Boeing is competing under a $29.9-million contact calling for two aircraft, three ground control stations plus spares and support. The first A160T for the QRA is aircraft number 21, which rolled off the production line in Mesa, Ariz. this past May. The second, number 22, rolled off the line in June. Lockheed Martin was awarded a $45.8-million contract for the competition. The two competitors will participate this summer in a quick reaction assessment (QRA) program to determine the winner.
The A160T is also involved in what the U.S. Army is calling the “Triple A” program—Army Argus A160T—to test the DARPA developed autonomous real-time ground ubiquitous surveillance-imaging system (ARGUS-IS) program. This is essentially a multi-gigapixel camera system that allows multiple cameras to simultaneously track multiple targets with real-time high resolution. The ARGUS-IS is currently being integrated into the A160T. Following integration and testing, the ARGUS-IS equipped A160T will be deployed to Afghanistan.

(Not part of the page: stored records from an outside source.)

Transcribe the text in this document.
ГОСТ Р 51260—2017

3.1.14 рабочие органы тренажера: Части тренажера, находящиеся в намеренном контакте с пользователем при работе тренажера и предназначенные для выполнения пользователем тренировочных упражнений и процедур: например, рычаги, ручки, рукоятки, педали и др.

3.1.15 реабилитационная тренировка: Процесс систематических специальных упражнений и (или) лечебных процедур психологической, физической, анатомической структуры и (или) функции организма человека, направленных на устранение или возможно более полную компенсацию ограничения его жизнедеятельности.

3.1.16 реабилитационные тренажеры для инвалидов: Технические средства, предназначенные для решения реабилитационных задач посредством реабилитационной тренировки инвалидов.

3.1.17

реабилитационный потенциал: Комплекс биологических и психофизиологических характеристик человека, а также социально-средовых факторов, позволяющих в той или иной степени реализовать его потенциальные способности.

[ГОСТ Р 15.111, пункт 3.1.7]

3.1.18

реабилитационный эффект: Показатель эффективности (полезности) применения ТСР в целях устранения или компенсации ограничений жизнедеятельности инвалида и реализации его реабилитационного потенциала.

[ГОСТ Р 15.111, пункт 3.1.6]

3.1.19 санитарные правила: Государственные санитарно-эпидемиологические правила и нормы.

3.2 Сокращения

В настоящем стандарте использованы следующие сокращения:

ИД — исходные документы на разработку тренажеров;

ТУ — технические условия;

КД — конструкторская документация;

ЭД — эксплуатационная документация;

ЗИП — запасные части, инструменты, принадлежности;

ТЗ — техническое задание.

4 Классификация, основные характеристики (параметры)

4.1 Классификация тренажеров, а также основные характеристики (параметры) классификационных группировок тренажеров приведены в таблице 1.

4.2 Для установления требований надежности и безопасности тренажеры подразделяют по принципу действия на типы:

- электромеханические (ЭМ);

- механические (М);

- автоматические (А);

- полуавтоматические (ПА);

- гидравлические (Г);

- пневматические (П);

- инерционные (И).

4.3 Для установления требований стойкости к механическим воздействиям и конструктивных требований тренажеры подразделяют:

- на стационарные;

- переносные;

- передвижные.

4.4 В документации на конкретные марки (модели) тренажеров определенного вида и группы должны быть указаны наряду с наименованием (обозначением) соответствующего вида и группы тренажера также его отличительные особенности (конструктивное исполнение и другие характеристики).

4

The A160T Hummingbird is a four-bladed turbine-powered rotorcraft UAS with a variable speed rotor system that allows the operator to fly the aircraft at optimum efficiency under different flight conditions. Frontier Systems in Irvine, Calif. originally developed it. The first 19 aircraft were hand built, first by Frontier Systems, then by Boeing at the Irvine facility. A standard gasoline engine powered the first seven before introduction of a turbine engine beginning with aircraft number eight. Boeing purchased Frontier Systems in May 2004 and moved production of the A160 to Mesa in 2010 because of the company’s expertise in rotary wing aircraft at the plant.
The first Mesa-produced aircraft, number 20, rolled off the production on March 17, 2011. With introduction of the turbine engine, the A160 was redesignated A160T. The two aircraft that went to Belize for Forester testing were from the original 19 produced in California.